Sinlung /
08 December 2012

How Climate Change Affected Livelihood Options in Assam

Guwahati, Dec 8 : Climate change leading to natural disasters, particularly flood and erosion, has affected the livelihood options of thousands of people across Assam, a study has found out.

The impact of the climate change is most pronounced among marginalised women, but it has also pushed people from prosperous families into taking up work of domestic assistance and daily wage labour, the study revealed.

In many cases, young women of less developed and remote areas have even been pushed into flesh trade after natural disasters wiped out their options of making an honest livelihood.

The study was conducted by the Centre for Environment, Social and Policy Research (CESPR) in collaboration with the Indian Network on Ethics and Climate Change.


It has been observed that during the last few years there has been a significant change in the livelihood options of people due to climate distortions, CESPR spokesperson Sabita Devi says.

The study was undertaken in the six severely disaster-affected districts of Lakhimpur, Majuli in Jorhat.

Morigaon, Sonitpur, Baksa and Dibrugarh.

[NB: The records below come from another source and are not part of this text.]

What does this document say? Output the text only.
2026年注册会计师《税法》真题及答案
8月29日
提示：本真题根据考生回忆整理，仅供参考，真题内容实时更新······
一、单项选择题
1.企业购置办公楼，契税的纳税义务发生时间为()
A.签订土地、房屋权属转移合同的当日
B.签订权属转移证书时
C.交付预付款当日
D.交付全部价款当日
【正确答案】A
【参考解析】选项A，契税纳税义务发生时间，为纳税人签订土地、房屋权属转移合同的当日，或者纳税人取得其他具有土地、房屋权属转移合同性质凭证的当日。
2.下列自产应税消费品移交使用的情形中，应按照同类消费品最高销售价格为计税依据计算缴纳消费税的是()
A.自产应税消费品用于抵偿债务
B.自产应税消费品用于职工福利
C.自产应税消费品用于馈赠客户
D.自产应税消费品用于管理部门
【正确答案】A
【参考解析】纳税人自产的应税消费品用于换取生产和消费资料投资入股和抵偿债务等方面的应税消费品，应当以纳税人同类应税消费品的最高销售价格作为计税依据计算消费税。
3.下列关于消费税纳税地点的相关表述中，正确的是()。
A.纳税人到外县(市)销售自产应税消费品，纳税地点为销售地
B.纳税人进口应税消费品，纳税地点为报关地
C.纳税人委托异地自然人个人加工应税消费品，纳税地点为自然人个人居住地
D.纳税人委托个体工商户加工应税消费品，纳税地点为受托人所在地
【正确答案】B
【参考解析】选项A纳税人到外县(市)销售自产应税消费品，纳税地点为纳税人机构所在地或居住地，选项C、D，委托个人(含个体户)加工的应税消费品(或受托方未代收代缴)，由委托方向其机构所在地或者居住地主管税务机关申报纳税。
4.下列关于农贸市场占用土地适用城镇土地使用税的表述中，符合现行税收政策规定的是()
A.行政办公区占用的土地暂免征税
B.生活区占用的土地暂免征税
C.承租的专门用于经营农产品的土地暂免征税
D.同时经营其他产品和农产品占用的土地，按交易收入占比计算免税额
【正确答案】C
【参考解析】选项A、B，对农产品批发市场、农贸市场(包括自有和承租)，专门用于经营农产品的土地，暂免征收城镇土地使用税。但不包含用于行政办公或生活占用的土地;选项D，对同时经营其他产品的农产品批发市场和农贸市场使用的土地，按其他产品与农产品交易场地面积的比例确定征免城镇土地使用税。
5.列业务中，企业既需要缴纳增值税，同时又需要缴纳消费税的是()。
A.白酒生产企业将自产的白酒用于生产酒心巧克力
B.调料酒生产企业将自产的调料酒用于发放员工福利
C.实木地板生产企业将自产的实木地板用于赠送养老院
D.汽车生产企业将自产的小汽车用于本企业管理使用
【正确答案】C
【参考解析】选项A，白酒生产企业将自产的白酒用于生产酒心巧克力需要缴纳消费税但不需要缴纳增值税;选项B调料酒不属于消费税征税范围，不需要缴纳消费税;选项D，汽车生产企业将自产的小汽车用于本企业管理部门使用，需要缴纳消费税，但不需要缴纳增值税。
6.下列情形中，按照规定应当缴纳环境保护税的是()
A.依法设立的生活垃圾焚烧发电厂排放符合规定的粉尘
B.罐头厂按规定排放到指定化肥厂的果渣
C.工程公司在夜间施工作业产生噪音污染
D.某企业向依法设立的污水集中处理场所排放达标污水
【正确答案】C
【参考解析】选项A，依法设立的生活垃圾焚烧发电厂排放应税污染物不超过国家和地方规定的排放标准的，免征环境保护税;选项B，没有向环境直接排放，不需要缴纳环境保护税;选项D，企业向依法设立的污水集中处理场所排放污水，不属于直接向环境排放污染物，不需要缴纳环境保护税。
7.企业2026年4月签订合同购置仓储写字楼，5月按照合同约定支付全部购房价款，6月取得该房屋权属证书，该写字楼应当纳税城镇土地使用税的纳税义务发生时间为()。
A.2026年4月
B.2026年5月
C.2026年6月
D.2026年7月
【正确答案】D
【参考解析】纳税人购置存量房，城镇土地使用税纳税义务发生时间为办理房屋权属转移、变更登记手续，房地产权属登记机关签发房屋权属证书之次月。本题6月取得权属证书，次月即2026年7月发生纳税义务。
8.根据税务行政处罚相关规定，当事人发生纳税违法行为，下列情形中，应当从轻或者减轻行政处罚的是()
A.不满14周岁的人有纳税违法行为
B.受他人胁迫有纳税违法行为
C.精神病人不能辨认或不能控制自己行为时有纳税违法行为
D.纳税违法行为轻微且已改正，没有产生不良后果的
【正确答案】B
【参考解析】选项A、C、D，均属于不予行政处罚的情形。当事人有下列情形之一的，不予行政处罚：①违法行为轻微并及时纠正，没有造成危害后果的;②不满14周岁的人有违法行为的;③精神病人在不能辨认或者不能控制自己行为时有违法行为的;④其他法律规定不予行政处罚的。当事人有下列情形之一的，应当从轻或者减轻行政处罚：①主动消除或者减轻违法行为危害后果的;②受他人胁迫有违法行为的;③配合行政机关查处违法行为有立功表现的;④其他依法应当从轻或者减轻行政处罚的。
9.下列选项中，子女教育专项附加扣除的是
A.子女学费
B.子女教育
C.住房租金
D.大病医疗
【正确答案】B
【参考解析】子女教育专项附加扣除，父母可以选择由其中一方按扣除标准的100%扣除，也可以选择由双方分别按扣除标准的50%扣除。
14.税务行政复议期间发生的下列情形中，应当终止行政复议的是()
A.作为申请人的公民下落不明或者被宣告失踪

Devi said many people, who were earlier dependent on agriculture, had been forced to take up other avenues of employment due to change in climatic pattern.

“Climate change is generally perceived by the people interviewed during the course of the study as the presence of more diseases, more rainfall, change in climatic conditions and loss of agricultural output,” she said.

It was also an acute necessity that forced people to uproot themselves from their original homes and workplaces to seek livelihood somewhere, Devi said.

Devi pointed out that senior environmental scientists, who have worked extensively on environment and climate change in the Northeast, had noted rapid climatic change in Assam.

According to meteorological scientists who have been associated with studies related to climate in Assam, a change over the past three or four decades and a steady rise in temperature have been observed.

“Due to excessive floods, communication is disrupted for long periods of time and this has particularly affected the girls who are often forced to drop out of schools and colleges,” she said.

Besides, the adverse impact of the flood on the income of the family often forces the women of the house to step out and seek work elsewhere and when this happens, the children, too, suffer, Devi pointed out.

Assam’s devastating floods have had a major impact on the economic conditions of several households, Siddharth D’Souza of the Indian Network on Ethic and Climate Change pointed out.
“This has also made young girls from the tea garden areas vulnerable as they are lured with the promise of jobs but are instead pushed into into flesh trade,” D’Souza said.

“We have come across several instances when some anti social elements had tried to lure away young women outside the state with promises of good job,” social activist Krishna Sundas said.

In Majuli, the world’s largest river island, women who were earlier home-makers are now forced to take up weaving, daily wage labour and other related activities to make ends meet, while in Morigaon several households are taking up fishing to make up for lost agricultural produce, he said.